Я отвечал, что не пробовал, но, вероятно, сумею.
- Возьмите меня за руку, - сказала Кэт, - и глядите мне пристально в глаза. В то же время мысленно приказывайте, чтобы моя голова перестала болеть. Я так и сделал. Ее маленькая, холодная и узкая ручка легла слабо в мою руку. Глядя в большие черные зрачки Кэт, я старался сосредоточиться и собрать всю силу воли, но глаза мои смущенно перебегали с глаз на губы. Был один момент, когда мои пальцы нечаянно дрогнули и чуть-чуть сжали руку Кэт. Как будто бы в ответ на мое бессознательное движение, я тоже почувствовал слабое пожатие. Но, конечно, это произошло случайно, потому что тотчас же она выдернула свою руку со словами:
- Нет, вы мне не поможете. Вы совсем о другом думаете...

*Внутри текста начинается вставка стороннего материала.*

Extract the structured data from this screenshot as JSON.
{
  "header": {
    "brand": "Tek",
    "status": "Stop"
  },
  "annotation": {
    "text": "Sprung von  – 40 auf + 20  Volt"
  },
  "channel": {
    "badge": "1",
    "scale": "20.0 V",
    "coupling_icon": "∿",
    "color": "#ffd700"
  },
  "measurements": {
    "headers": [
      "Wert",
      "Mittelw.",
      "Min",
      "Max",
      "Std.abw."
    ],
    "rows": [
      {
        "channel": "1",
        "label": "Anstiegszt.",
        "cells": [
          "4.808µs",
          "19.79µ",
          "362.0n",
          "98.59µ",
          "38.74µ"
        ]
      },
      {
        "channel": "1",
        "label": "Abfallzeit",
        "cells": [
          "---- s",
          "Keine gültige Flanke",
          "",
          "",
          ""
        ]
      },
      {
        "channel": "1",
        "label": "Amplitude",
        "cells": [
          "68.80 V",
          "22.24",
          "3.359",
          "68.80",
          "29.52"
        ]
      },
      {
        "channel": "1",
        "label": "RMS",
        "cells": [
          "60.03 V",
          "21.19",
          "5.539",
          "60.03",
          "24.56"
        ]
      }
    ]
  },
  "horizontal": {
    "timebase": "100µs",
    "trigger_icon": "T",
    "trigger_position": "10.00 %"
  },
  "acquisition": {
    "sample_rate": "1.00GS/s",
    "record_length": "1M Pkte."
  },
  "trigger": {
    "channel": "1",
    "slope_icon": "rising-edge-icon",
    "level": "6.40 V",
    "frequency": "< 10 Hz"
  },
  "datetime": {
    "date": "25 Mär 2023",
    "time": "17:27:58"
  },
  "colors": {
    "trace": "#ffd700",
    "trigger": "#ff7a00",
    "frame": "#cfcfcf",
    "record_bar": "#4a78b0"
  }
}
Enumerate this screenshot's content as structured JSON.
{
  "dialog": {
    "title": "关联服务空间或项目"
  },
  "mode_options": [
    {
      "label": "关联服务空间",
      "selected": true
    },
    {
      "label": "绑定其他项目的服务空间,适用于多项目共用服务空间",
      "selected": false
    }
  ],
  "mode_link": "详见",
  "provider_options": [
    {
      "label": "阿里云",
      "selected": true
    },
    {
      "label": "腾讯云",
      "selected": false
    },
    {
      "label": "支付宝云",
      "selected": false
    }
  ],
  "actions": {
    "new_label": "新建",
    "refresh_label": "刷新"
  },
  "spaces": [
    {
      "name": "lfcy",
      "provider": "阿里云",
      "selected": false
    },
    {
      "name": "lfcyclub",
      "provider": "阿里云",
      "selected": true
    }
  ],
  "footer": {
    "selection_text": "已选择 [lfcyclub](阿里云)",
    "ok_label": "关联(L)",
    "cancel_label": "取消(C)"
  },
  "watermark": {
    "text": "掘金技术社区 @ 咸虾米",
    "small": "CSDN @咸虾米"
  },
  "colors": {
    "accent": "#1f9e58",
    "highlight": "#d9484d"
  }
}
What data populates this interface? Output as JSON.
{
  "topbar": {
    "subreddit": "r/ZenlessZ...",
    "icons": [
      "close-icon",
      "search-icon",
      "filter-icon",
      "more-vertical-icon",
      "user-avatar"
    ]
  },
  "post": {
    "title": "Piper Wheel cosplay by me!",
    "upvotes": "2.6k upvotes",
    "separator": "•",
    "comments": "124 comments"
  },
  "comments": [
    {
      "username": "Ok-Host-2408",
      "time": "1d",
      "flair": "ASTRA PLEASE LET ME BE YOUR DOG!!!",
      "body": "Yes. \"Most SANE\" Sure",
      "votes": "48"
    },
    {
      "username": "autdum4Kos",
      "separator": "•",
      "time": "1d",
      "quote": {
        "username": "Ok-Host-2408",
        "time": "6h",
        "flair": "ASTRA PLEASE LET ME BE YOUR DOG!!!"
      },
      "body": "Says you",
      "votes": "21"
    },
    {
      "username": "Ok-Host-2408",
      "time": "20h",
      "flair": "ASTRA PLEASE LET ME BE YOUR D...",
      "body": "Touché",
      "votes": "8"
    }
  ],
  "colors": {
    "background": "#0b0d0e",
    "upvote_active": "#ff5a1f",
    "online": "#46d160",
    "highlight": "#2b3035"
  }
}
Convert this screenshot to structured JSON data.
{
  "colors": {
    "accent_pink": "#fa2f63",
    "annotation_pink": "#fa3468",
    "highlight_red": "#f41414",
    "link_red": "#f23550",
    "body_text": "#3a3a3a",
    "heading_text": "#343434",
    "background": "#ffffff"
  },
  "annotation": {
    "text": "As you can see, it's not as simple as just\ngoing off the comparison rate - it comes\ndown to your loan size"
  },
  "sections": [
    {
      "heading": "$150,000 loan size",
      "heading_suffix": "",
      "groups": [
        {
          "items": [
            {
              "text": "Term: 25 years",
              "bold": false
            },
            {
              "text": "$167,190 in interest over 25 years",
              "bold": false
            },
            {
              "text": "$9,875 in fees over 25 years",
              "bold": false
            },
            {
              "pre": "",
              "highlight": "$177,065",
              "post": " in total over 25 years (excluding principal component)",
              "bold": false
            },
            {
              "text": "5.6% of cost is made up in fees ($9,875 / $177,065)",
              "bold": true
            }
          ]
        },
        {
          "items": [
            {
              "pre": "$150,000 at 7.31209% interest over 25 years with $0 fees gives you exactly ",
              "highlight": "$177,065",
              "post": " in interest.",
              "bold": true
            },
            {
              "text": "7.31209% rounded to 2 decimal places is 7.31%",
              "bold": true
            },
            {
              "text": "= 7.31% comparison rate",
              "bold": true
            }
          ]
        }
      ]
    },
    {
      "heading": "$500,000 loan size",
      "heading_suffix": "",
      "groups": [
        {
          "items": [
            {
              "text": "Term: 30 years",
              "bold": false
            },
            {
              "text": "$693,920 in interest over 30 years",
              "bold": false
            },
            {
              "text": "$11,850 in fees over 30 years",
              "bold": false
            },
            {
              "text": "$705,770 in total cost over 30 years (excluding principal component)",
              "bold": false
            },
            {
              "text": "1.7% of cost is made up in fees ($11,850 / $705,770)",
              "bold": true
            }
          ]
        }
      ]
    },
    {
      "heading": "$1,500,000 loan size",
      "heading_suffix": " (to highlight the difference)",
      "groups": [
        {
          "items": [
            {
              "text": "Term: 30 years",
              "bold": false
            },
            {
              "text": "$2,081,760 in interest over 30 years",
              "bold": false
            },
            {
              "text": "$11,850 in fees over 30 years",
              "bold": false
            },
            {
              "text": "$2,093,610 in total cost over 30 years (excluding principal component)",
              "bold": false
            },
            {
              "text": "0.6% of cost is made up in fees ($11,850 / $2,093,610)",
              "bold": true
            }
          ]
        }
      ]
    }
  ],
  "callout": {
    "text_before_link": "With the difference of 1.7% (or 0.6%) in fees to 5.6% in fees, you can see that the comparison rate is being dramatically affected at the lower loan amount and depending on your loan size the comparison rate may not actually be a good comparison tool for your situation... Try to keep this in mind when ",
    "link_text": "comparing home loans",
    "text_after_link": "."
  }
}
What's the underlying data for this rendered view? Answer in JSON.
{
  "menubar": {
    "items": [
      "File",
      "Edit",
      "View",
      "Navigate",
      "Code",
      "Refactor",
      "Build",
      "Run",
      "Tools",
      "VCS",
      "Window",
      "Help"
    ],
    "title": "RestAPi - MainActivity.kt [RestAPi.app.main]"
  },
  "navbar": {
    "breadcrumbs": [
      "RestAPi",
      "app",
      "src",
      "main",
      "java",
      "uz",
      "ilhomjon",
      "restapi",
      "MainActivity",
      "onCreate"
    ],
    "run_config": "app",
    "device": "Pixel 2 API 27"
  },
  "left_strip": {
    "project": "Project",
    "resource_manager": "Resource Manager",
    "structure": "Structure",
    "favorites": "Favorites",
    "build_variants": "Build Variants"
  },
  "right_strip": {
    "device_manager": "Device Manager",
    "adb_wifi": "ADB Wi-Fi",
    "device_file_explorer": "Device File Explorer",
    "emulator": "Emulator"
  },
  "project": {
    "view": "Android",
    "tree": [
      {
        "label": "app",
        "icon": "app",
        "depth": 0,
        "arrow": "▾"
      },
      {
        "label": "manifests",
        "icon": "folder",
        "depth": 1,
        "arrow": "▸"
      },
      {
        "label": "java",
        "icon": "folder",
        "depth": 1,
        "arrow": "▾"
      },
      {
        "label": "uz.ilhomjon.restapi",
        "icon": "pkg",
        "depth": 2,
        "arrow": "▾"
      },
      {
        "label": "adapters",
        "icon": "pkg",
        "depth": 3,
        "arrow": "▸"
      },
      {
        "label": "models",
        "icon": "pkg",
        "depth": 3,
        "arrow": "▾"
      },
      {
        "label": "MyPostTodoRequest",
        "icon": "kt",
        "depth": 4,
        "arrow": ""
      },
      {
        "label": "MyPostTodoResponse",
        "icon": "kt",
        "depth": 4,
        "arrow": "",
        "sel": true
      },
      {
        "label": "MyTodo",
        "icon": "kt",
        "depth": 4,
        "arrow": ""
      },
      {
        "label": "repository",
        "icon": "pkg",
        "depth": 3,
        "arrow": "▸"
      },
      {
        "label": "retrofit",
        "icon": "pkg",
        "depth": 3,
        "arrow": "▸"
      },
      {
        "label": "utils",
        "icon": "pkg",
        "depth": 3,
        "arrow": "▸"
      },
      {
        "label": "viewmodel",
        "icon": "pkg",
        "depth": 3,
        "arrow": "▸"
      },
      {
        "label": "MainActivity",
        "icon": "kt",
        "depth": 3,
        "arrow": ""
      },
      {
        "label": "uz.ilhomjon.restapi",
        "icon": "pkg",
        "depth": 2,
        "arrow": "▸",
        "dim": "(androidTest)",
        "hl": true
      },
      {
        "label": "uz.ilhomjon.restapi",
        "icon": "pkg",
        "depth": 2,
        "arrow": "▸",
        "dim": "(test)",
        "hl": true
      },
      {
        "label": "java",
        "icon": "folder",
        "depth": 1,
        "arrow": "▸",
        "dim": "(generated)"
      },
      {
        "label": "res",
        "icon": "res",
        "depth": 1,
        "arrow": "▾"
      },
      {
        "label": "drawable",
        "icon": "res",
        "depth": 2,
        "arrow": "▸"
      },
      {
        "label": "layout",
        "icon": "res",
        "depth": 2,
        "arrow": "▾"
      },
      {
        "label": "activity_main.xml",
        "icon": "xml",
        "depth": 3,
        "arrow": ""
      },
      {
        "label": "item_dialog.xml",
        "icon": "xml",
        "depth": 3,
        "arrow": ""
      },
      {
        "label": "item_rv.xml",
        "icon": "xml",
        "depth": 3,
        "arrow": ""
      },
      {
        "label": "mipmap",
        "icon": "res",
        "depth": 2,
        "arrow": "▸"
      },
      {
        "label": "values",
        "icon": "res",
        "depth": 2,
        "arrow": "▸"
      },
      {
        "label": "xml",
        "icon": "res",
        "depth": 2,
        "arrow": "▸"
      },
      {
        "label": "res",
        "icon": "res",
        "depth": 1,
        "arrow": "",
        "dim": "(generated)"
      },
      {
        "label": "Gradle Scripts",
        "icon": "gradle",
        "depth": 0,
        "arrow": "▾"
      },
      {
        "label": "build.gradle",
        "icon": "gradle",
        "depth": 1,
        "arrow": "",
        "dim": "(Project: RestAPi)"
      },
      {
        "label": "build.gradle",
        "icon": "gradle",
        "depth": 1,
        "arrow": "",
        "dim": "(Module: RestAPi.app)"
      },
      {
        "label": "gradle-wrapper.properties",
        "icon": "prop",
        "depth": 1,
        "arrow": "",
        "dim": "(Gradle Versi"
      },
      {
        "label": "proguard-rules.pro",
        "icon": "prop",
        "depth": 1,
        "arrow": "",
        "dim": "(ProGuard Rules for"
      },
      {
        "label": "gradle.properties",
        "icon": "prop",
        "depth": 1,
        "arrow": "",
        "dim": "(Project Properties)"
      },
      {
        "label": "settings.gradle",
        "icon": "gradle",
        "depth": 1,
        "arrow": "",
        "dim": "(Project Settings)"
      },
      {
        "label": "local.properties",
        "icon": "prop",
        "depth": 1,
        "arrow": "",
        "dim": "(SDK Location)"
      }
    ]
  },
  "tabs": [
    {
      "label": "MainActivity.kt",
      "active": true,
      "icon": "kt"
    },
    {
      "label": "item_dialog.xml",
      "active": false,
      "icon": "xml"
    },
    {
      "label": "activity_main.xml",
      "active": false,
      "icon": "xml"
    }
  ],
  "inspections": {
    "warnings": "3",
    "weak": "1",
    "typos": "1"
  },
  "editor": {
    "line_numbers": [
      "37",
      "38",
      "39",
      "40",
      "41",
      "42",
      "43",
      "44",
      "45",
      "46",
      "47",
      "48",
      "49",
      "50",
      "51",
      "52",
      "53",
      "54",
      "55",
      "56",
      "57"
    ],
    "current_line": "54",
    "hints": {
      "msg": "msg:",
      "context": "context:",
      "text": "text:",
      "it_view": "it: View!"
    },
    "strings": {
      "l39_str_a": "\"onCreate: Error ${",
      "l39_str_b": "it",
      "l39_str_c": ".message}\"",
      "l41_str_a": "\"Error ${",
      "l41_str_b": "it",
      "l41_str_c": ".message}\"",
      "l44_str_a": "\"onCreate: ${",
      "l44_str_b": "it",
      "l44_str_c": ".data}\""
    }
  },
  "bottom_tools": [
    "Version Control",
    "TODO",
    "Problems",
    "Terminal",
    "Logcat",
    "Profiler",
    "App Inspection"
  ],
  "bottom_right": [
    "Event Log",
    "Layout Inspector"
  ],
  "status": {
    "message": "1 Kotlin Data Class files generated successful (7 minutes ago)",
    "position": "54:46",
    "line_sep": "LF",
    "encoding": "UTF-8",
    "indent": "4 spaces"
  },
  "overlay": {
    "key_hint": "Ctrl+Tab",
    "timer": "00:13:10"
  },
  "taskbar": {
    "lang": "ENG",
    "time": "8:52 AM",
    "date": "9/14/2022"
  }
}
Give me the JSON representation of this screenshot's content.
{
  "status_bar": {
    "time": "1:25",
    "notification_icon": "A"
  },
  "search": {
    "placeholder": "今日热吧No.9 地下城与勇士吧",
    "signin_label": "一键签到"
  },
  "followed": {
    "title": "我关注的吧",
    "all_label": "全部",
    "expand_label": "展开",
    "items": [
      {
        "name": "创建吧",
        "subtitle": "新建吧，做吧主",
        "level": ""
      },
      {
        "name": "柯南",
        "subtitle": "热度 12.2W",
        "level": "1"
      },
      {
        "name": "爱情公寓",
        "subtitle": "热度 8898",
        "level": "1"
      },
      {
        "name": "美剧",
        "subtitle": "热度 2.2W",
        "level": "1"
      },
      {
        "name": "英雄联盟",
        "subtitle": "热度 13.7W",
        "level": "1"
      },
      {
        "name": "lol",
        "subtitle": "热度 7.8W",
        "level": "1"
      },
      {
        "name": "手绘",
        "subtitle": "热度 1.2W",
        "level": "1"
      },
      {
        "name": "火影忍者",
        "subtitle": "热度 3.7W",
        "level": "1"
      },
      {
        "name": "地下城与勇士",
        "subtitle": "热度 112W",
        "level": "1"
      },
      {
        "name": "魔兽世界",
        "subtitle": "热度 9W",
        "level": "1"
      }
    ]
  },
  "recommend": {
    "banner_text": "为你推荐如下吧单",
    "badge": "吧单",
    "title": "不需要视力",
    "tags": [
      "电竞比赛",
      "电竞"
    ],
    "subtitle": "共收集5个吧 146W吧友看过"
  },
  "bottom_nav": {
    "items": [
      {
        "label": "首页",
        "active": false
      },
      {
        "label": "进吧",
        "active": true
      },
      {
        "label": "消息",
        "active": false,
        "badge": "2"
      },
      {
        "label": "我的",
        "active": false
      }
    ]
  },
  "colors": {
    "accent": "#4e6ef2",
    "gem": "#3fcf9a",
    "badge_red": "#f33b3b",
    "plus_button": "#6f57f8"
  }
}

- Напротив, я думал о вас, mademoiselle Кэт, - возразил я.
- Может быть. Но только доктора никогда не глядят такими глазами. Вы нехороший...
Я - нехороший! Свидетель бог, что ни одна дурная мысль, даже ни один оттенок дурной мысли не шевельнулся у меня в голове. Или, может быть, мое несчастное лицо имеет способность выражать вовсе не то, что я чувствую?
Однако - странная вещь - замечание Кэт вдруг заставило меня впервые почувствовать в ней женщину, и мне стало неловко.
Так мой опыт гипнотизирования и не удался. Мигрень у Кэт не только не прошла, но с минуты на минуту становилась все сильнее. Когда она уходила, ей, вероятно, стало жаль видеть мое разочарованное лицо. Она позволила мне на секунду более, чем следовало, задержать ее руку и сказала: - Вечером я не буду гулять. Подождите до завтра.
Но как это было хорошо сказано! Какое значение может иногда женщина вложить в самую пустую, самую обыденную фразу. Это "подождите" я перевел таким образом: "Я знаю, что вам очень приятно со мной видеться, мне это тоже не противно, но ведь мы можем встречаться ежедневно, и времени у нас впереди много - не правда ли?